Lack of equity in cancer care
By ensuring standard guideline-based treatment for all cancers, we can be at par with the management and treatment of cancer patients in developed countries
World cancer day is observed on the 4th of February every year. For the occasion, UICC (Union for International Cancer Control) has declared a new theme, called "Close the Care-Gap" for this year and the next two years.
In its first year, the campaign will raise awareness about the lack of equity in cancer care, and explain the barriers that restrict many people from getting access to treatment services. The campaign will also address how these barriers reduce a patient's chance of surviving cancer.
The care gap exists to some extent all over the world, but it is significantly more prevalent in underdeveloped or developing countries. Socioeconomic factors, such as culture, income, literacy levels, as well as prejudices and discrimination against age, gender, sexual orientation, ethnicity, disability, and lifestyles, create wide disparities in cancer diagnosis, treatment. and survival. All these factors need to be addressed to reduce the care gap for cancer patients.
In Bangladesh, many of the above-mentioned barriers directly affect the quality of cancer care. To dissolve these barriers and improve cancer treatment, we should learn about all these biases, their influences, and address them from different platforms.
Why is it so important to close the care gap when treating cancer?
By identifying our own problems and resolving them, we can gradually bring down the incidences of cancer, we can create national guidelines regarding screening methods, diagnosing modalities, and staging workups that are to be followed for different cancers.
Incidences of cancer may decrease if we can identify our own problems that create an internal environment for cancers to develop. Among the many contributing factors, are lifestyle choices such as smoking, indiscriminate use of food preservatives, excess consumption of deep-fried food and fast food, overconsumption of carbohydrates, lack of physical activities, along with external environmental problems like air, soil, and water contamination, indiscriminate use of chemical pesticides in plantations, pollution of soil and water by untreated industrial wastes, and so on.
Subsequently, by analysing essential data on the developmental factors for cancer, a standardised treatment can be created and circulated throughout the nation so that every patient gets a fair chance of fighting the disease.
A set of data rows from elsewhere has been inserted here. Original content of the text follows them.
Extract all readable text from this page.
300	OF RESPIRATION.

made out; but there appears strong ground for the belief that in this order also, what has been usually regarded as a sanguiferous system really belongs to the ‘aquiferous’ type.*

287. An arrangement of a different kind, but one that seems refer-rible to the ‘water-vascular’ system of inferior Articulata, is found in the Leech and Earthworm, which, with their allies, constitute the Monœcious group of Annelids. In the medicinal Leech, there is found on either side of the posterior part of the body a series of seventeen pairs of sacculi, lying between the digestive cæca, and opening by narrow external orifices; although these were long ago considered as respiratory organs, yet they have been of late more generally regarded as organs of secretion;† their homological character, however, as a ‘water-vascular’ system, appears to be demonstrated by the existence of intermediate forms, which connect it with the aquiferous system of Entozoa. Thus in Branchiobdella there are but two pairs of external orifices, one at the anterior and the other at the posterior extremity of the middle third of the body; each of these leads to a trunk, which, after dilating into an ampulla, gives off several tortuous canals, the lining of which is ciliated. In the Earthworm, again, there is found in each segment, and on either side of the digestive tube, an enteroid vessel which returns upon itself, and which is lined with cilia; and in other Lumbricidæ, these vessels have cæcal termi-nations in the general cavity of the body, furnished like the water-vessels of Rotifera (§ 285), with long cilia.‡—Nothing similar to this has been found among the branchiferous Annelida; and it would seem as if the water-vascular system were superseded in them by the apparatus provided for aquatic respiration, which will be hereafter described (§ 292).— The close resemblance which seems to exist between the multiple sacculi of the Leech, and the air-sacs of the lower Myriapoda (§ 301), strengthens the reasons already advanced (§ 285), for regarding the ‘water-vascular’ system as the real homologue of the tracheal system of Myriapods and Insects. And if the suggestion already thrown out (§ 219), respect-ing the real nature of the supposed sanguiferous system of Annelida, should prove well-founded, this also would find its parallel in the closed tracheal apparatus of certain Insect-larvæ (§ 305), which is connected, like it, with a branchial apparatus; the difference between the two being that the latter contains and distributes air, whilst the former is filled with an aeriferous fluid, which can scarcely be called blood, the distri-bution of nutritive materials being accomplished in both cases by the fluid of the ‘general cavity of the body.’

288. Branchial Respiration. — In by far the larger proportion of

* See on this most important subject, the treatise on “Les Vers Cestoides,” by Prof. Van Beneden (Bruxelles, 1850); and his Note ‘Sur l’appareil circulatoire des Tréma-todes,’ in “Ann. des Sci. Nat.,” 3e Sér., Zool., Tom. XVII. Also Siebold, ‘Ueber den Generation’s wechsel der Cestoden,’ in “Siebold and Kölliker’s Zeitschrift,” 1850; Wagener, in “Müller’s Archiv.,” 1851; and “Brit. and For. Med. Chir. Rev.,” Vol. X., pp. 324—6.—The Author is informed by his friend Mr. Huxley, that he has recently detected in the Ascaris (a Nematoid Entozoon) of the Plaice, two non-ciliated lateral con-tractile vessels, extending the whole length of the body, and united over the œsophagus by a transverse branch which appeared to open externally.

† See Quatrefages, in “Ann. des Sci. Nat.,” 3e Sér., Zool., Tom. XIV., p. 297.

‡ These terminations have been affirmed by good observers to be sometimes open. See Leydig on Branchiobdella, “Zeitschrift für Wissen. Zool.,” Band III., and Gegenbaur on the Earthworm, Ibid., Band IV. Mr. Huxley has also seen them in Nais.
By introducing nationwide screening programmes for certain common cancers, we can conduct the diagnosis of those cancers at an early stage while it's still curable. In order to facilitate correct management decisions, we can ensure access to different investigational facilities all across the country. By using correct staging facilities, we can properly determine the cancer stage to formulate the intent of the treatment, choosing between curative, or palliative control.
Consequently, by ensuring standard guideline-based treatment for all cancers, we can be at par with the management and treatment of cancer patients in developed countries.
If we gradually address and resolve all the above issues, only then we can close the care gap that exists for cancer patients. However, it should be noted that this needs to be a collaborative effort. Individuals, caregivers, society, and the government, should all come forward to mitigate this issue.
Dr. Ferdous Shahriar Sayed is the Coordinator and Senior Consultant of Medical Oncology, Evercare Hospital Dhaka.